The feature-matrix rows are compile-only gates. They cover the external
WhisperX compatibility bridge, media decode, heuristic diarization, Silero VAD,
ONNX diarization, and the combined offline optional feature set without running
model inference.

These checks do not require local model bundles, Python WhisperX, CUDA devices,
Hugging Face tokens, ONNX Runtime dynamic-library configuration, or self-hosted
parity resources.
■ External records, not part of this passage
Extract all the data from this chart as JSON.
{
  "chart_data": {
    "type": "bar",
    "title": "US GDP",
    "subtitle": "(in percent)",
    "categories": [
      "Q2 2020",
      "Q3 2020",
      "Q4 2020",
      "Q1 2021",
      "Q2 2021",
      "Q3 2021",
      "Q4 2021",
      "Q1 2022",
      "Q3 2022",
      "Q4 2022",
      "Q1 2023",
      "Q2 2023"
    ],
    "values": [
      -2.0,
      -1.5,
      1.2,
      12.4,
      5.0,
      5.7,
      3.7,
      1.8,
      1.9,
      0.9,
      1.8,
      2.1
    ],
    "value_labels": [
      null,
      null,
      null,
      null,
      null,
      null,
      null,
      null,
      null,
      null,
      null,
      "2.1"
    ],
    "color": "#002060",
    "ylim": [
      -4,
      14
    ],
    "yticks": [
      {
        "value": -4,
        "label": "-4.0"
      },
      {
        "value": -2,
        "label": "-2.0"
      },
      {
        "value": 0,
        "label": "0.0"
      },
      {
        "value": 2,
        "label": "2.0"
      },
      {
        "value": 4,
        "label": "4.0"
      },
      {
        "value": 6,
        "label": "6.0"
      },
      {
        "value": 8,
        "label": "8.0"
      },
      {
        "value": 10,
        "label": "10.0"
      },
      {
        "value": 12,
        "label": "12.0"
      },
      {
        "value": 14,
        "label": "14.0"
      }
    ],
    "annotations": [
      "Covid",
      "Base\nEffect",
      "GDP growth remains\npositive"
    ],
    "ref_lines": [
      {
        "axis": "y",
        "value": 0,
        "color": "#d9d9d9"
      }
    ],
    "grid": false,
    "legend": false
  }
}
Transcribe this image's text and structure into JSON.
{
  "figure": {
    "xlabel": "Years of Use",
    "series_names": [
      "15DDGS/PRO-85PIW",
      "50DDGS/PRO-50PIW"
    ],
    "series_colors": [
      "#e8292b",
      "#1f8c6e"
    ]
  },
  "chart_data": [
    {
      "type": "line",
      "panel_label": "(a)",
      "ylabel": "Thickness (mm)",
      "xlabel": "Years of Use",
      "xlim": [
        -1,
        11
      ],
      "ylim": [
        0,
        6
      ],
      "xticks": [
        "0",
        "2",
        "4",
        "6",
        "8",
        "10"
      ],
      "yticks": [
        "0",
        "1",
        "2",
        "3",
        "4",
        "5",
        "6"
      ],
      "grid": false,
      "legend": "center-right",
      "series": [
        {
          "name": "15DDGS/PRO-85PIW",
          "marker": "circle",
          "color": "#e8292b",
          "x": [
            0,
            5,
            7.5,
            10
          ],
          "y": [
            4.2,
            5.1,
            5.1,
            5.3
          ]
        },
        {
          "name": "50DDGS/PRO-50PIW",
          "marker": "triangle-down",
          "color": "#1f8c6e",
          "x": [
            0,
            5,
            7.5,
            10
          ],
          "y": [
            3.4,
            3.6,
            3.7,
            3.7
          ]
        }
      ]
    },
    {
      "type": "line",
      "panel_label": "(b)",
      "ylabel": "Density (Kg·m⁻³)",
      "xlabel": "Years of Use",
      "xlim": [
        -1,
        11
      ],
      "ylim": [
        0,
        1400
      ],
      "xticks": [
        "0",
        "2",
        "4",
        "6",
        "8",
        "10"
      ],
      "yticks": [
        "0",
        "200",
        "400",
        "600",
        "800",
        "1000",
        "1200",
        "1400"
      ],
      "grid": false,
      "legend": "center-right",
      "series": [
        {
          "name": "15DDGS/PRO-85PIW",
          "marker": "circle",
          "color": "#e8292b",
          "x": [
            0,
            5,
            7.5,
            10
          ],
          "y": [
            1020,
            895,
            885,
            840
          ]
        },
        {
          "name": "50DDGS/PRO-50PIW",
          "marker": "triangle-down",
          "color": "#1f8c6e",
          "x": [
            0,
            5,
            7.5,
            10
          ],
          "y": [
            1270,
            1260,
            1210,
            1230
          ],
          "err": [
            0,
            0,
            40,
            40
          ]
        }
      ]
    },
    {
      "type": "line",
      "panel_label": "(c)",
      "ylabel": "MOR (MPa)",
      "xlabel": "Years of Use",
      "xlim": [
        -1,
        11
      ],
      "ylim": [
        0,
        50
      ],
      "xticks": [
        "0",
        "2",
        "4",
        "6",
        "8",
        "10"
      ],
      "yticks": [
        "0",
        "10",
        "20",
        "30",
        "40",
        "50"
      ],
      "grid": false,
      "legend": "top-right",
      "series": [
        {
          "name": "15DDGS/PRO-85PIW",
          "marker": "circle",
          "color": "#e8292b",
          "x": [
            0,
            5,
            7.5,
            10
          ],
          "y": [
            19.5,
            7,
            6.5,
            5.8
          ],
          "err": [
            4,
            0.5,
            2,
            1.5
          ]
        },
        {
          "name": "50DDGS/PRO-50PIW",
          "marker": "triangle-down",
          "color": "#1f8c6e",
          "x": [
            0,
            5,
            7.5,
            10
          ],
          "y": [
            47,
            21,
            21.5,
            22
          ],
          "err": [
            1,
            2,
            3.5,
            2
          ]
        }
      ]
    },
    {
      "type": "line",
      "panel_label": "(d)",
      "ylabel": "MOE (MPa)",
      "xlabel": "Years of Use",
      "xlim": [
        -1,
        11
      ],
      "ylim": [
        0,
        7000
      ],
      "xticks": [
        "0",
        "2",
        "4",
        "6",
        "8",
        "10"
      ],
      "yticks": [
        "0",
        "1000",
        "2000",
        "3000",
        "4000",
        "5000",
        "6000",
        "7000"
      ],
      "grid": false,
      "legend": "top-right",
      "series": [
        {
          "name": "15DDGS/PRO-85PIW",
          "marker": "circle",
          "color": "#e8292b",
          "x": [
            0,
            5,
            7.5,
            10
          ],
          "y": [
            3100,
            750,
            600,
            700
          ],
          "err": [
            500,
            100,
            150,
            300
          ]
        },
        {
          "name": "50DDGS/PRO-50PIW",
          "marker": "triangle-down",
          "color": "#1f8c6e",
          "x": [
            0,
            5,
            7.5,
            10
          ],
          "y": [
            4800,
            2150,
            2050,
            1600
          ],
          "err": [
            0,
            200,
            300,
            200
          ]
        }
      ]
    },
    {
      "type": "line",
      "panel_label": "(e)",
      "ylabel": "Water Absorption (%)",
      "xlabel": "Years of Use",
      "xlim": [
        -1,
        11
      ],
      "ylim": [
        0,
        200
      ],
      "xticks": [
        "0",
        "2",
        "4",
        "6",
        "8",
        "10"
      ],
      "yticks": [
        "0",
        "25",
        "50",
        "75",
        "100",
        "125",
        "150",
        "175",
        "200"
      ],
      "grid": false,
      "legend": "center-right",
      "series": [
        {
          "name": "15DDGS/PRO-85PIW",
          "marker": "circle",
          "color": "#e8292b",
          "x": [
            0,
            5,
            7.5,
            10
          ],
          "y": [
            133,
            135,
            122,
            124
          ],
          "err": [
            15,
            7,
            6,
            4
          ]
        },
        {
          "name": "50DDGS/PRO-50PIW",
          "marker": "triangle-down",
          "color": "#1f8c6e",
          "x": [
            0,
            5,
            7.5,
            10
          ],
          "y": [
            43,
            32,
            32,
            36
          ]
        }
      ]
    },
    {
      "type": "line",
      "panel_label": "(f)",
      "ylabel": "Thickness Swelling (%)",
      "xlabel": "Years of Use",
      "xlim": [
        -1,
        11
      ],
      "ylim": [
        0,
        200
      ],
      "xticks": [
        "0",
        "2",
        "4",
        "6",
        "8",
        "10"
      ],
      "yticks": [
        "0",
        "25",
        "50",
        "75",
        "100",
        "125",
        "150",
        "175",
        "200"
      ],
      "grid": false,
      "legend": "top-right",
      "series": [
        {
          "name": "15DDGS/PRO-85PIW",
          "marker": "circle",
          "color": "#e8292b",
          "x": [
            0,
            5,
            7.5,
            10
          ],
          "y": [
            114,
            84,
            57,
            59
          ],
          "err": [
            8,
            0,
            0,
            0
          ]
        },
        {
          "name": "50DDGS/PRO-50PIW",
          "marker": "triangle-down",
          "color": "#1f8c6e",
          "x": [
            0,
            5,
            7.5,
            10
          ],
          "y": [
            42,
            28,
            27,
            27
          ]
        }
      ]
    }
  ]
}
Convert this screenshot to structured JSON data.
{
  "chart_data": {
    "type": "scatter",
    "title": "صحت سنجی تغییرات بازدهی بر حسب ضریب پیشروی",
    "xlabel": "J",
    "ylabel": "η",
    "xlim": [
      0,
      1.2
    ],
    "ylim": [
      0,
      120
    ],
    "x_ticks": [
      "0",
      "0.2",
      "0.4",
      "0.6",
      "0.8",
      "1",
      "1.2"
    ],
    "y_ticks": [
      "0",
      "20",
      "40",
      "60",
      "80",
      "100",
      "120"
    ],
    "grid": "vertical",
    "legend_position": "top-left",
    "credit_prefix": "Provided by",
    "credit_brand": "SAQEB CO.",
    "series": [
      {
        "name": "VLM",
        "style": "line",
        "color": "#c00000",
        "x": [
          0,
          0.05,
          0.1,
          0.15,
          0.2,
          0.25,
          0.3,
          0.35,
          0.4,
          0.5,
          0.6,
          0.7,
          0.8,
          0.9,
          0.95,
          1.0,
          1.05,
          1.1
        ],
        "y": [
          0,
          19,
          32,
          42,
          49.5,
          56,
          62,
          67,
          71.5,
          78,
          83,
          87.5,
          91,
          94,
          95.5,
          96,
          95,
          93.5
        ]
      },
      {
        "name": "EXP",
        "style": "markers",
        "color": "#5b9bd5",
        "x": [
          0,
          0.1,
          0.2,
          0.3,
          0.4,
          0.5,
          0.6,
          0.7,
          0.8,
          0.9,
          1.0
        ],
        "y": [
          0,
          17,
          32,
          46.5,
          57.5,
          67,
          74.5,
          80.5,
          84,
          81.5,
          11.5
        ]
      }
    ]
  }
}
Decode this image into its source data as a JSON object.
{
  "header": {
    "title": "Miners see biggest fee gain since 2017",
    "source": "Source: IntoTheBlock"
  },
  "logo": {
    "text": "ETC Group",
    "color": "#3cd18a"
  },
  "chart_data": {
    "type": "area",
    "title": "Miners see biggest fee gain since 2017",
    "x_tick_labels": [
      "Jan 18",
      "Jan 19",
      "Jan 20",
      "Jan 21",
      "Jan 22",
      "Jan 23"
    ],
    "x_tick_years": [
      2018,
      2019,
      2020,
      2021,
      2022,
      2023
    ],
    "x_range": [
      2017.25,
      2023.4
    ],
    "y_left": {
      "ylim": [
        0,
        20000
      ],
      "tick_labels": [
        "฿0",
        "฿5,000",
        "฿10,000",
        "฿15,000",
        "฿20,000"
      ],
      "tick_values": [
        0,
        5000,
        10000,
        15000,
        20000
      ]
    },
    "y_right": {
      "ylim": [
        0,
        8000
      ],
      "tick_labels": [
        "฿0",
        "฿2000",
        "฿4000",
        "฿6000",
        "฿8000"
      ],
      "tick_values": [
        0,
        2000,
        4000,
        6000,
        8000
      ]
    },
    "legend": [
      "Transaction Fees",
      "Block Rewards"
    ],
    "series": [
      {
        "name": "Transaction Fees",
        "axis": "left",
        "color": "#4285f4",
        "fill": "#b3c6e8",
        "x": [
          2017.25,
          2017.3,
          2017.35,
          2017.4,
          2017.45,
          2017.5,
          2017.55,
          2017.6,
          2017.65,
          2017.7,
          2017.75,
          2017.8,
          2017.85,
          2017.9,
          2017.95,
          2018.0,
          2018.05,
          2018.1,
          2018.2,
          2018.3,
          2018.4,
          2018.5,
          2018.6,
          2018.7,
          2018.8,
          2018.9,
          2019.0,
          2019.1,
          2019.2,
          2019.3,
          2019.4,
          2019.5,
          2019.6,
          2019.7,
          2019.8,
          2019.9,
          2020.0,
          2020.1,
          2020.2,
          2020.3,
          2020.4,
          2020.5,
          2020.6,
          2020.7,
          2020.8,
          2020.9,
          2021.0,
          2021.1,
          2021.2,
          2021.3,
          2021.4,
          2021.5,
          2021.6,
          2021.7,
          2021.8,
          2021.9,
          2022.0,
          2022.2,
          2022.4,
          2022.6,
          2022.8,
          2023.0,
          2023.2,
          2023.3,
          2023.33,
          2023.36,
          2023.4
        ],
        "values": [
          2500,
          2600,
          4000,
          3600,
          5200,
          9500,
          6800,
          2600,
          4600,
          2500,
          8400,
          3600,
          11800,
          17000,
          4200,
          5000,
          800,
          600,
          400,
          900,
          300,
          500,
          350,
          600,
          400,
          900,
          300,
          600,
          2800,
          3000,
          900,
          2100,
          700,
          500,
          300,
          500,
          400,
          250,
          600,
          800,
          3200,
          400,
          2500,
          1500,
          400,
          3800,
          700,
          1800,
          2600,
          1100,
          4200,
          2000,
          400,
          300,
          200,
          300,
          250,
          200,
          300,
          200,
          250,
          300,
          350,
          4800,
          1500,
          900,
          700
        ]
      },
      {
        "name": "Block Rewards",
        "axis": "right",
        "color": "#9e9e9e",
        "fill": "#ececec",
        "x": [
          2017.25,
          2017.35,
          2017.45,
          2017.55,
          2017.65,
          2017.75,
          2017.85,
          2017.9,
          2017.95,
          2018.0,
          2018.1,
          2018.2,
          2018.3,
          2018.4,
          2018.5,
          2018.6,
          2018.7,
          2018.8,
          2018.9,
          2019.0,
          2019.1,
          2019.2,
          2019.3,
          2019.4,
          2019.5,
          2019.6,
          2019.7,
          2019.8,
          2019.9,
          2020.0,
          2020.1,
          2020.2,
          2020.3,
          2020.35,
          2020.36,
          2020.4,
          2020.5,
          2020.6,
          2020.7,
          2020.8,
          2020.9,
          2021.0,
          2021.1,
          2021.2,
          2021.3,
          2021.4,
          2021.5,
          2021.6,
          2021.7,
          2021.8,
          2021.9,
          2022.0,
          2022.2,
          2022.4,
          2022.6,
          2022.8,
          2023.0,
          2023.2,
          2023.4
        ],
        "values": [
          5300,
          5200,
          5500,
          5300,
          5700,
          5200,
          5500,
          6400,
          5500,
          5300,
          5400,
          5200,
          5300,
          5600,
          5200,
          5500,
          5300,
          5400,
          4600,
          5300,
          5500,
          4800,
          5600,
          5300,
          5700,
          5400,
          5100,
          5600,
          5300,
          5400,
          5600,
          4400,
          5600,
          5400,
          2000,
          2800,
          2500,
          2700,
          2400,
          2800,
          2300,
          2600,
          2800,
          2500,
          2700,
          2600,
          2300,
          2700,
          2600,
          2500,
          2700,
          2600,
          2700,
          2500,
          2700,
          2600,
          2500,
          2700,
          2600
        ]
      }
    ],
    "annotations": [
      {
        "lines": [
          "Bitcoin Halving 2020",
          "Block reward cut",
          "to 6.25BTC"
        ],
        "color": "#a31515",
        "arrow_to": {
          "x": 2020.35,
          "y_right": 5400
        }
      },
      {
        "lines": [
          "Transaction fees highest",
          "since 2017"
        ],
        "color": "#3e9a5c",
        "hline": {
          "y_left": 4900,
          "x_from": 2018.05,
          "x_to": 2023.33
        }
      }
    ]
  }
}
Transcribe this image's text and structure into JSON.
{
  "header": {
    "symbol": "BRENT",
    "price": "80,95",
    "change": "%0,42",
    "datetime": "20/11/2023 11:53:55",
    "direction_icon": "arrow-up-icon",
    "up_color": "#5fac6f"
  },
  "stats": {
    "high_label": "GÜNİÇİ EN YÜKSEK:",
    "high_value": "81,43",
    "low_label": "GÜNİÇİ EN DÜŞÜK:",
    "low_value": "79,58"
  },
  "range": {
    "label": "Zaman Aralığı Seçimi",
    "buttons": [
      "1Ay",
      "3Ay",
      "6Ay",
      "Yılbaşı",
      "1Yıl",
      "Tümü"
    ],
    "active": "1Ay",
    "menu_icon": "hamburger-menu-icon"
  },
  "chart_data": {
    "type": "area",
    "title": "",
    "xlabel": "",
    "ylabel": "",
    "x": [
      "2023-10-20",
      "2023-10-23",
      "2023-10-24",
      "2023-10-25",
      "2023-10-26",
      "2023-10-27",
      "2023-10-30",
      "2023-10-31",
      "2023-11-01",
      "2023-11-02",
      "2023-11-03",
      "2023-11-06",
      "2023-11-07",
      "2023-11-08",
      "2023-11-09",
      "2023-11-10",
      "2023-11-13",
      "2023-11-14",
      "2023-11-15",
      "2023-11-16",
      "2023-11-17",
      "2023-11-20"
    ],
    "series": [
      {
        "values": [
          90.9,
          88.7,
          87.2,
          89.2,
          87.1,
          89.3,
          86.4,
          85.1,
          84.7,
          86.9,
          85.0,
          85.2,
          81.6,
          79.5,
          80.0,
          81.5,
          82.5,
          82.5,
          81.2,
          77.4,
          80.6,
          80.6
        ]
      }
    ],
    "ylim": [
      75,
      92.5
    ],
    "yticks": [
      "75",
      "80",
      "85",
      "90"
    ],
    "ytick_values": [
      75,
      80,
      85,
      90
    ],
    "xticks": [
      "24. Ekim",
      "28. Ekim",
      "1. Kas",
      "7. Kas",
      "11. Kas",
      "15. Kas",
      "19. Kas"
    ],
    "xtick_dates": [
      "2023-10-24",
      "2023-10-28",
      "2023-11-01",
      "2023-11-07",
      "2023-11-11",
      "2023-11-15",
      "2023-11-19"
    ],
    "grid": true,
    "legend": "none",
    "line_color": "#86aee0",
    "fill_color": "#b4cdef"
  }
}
Real-resource parity checks remain in the opt-in
`parity-fixtures` workflow.

Runtime-only or intentionally constrained combinations stay outside pull
request CI:

| Feature or path | Gate | Reason and expected failure mode |
| --- | --- | --- |
| `silero-vad` runtime transcription | `parity-preflight` / `parity-fixtures` | Compile is covered in PR CI, but execution requires `ORT_DYLIB_PATH` and a local Silero ONNX bundle. Missing resources fail preflight before model execution. |
| `onnx-diarization` runtime transcription | `parity-preflight` / `parity-fixtures` | Compile is covered in PR CI, but execution requires ONNX Runtime plus local diarization model artifacts. Missing resources fail preflight before model execution. |
| `pyannote-vad` and `pyannote-diarization` full-resource parity | `parity-fixtures` `final-full-surface` | Meaningful validation requires local pyannote bundles, expected WhisperX goldens, Python WhisperX resources, and gated Hugging Face access for the delegated reference path. Missing resources are reported by preflight. |
| `cuda` | manual/report-only throughput ladder | The CUDA feature requires a compatible local CUDA toolchain and device, so it is not a GitHub-hosted pull request gate. |